25.08.2019 - 18:25 Uhr
Weiden in der OberpfalzOberpfalz

Mein Tortenalbtraum

Ich habe als Schülerin Jeans verkauft und beim Friseur gejobbt - alles kein Problem, doch die Sonntage in einer Konditorei waren für mich eine Herausforderung.

Fast drei Jahrzehnte später halte ich in der Konditorei Fißl nochmal eine Torte in Händen - diesmal deutlich entspannter.
von Michaela Lowak Kontakt Profil

Gleich vorneweg, an einem richtig anstrengenden Ferienjob in der Fabrik habe ich mich nie versucht.

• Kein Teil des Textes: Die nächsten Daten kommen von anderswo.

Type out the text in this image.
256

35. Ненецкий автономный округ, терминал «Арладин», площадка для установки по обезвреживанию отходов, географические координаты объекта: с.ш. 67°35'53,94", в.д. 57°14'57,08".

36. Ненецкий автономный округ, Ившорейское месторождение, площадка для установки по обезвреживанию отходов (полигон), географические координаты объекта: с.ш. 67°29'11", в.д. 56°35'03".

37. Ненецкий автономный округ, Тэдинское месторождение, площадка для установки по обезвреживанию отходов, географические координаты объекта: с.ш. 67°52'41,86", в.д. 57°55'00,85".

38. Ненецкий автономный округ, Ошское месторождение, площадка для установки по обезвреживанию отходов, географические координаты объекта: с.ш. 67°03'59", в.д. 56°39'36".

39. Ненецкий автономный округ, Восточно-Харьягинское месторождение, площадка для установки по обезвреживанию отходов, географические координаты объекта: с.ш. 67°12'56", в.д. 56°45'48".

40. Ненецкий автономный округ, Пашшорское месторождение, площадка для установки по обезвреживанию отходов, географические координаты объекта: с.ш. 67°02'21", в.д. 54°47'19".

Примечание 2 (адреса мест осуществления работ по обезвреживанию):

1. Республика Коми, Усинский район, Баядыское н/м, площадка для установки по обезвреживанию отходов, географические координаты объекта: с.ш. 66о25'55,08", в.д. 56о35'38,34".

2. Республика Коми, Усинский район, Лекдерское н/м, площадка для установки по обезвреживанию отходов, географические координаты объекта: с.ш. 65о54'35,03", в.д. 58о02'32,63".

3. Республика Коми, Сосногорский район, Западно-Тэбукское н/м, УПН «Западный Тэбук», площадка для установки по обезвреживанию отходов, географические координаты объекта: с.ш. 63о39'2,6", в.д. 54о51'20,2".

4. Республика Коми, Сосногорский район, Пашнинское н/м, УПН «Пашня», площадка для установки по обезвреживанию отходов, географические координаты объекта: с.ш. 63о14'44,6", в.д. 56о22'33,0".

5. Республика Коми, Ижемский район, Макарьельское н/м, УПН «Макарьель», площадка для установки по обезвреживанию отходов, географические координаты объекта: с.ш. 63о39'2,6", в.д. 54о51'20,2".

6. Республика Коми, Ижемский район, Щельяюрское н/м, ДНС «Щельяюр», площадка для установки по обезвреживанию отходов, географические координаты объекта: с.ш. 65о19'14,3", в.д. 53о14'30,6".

Doch mein Ausflug hinter die Ladentheke der Weidener Konditorei Fißl in den 90er Jahren brachte mich ganz schön ins Schwitzen.

Einen Sommer lang arbeite ich jeden Sonntagnachmittag mit einem weißen Schürzchen um den Bauch bei Fißl. Ich muss die Gäste im Straßencafé bedienen, zwischendrin Geschirr spülen und zu meinem Leidwesen im Laden auch Torten verkaufen. "Bitteschön, was darf's denn sein?", frage ich die Kundin. "Ich hätte gerne zwei Stück von der Schwarzwälder Kirsch und dann noch ..." Ich muss die Dame unterbrechen. "Wie viele Stücke werden es denn?", frage ich, denn danach entscheide ich, in welcher Größe ich den Pappteller wählen muss. "Ja, so sechs bis acht werden's schon", antwortet die Kundin. "Hilfe, so viel!" Ich stöhne innerlich. Acht Tortenstücke so zu platzieren, dass sie nicht umfallen und auch noch gut aussehen, wenn sie die Kundschaft zu Hause auspackt, waren für mich der absolute Horror.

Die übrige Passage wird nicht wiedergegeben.